(FAB-2019-00156) Vulnerability discoverd by me CVE-2019-15053

Advisory: advisory.txt

Advisory ID..........: FAB-2019-00156
Product..............: HTML Include and replace macro
Manufacturer.........: The Plugin People
Affected Version(s)..: 1.4.2 and before
Tested Version(s)....: 1.4.2
Vulnerability Type...: Cross-Site Scripting (CWE-79)
Risk Level...........: Medium
CVSS v3.0............: 6.8
Vektor String........: CVSS:3.0/AV:N/AC:L/PR:L/UI:R/S:U/C:H/I:L/A:L/E:F/RL:W
Vendor Homepage......: https://thepluginpeople.atlassian.net/
Software Link........: https://marketplace.atlassian.com/apps/4885/html-include-and-replace-macro
Solution Status......: Reported
Manufacturer Informed: 2019-08-13
Solution Date........: 2019-08-14
Public Disclosure....: 2019-08-14
CVE Reference........: CVE-2019-15053
Author of Advisory...: Francesco Emanuel Bennici, FABMation GmbH

This security vulnerability was found by Francesco Emanuel Bennici eb@fabmation.de of FABMation GmbH.

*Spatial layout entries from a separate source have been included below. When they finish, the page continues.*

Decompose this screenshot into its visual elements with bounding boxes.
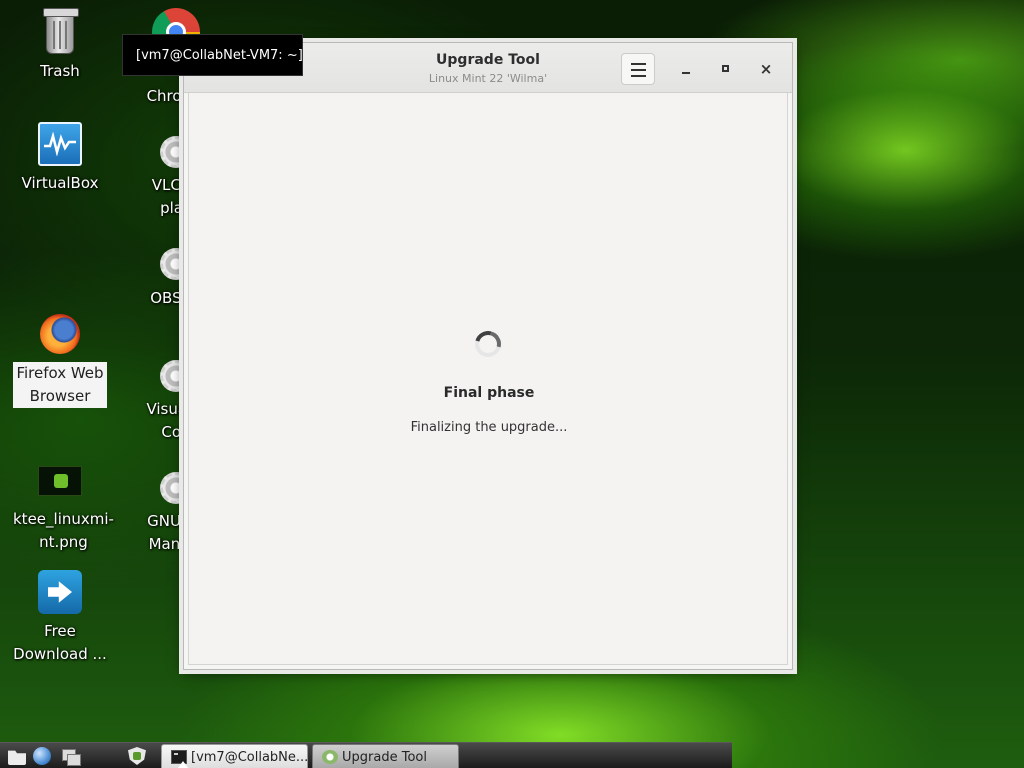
upgrade-progress-pane: Final phase Finalizing the upgrade... [188, 93, 788, 665]
show-desktop-icon[interactable] [8, 750, 26, 765]
desktop-icon-virtualbox[interactable]: VirtualBox [10, 120, 110, 195]
free-download-manager-icon [36, 568, 84, 616]
window-switcher-icon[interactable] [62, 747, 81, 766]
desktop-icon-firefox[interactable]: Firefox Web Browser [10, 310, 110, 408]
close-button[interactable]: × [752, 55, 780, 83]
minimize-button[interactable] [672, 55, 700, 83]
hamburger-menu-button[interactable] [621, 53, 655, 85]
phase-title: Final phase [443, 385, 535, 401]
desktop-icon-free-download-manager[interactable]: Free Download ... [10, 568, 110, 666]
loading-spinner-icon [470, 326, 506, 362]
hamburger-icon [631, 63, 646, 65]
trash-icon [36, 8, 84, 56]
desktop-icon-label: Trash [40, 62, 80, 80]
phase-message: Finalizing the upgrade... [410, 420, 568, 435]
terminal-tooltip: [vm7@CollabNet-VM7: ~] [122, 34, 303, 76]
window-subtitle: Linux Mint 22 'Wilma' [428, 72, 548, 85]
maximize-button[interactable] [712, 55, 740, 83]
window-title: Upgrade Tool [436, 52, 540, 68]
desktop-icon-label: ktee_linuxmi- nt.png [13, 510, 114, 551]
desktop-icon-label: Firefox Web Browser [13, 362, 107, 408]
web-browser-launcher-icon[interactable] [33, 747, 51, 765]
taskbar-item-label: [vm7@CollabNe... [191, 750, 308, 765]
desktop-icon-label: VirtualBox [21, 174, 99, 192]
upgrade-tool-window: Upgrade Tool Linux Mint 22 'Wilma' × Fin… [183, 42, 793, 670]
desktop-icon-ktee-png[interactable]: ktee_linuxmi- nt.png [10, 456, 114, 554]
virtualbox-icon [36, 120, 84, 168]
image-file-icon [36, 456, 84, 504]
firefox-icon [36, 310, 84, 358]
taskbar: [vm7@CollabNe... Upgrade Tool [0, 742, 732, 768]
mouse-cursor [178, 761, 188, 768]
taskbar-item-upgrade-tool[interactable]: Upgrade Tool [312, 744, 459, 768]
desktop-icon-trash[interactable]: Trash [10, 8, 110, 83]
desktop-icon-label: Free Download ... [13, 622, 107, 663]
upgrade-tool-icon [322, 750, 338, 764]
taskbar-item-label: Upgrade Tool [342, 750, 427, 765]
update-manager-shield-icon[interactable] [128, 747, 146, 765]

HTML Include and replace macro Plugin for Confluence Server adds the possibility to "import" external HTML Sites within an Confluence Site. The Plugin/ Macro provides a functionality to disable JavaScript (and/ or) (CSS) Styles.

An attacker can prepare an HTML page to run JavaScript Code on the Confluence even if "includeScripts" is set to false.

Enabling or Disabling "includeStyles" does not affect the functionality of the Exploit

A working PoC/ Exploit can be found under poc/. Upload the Files to an public available Server and include the index.html in a Confluence Page (and disable JavaScript). Now you can share the Confluence Page with (eg.) an Systemadministrator and if he access the Site, you can Hijack/ "Copy" his Session.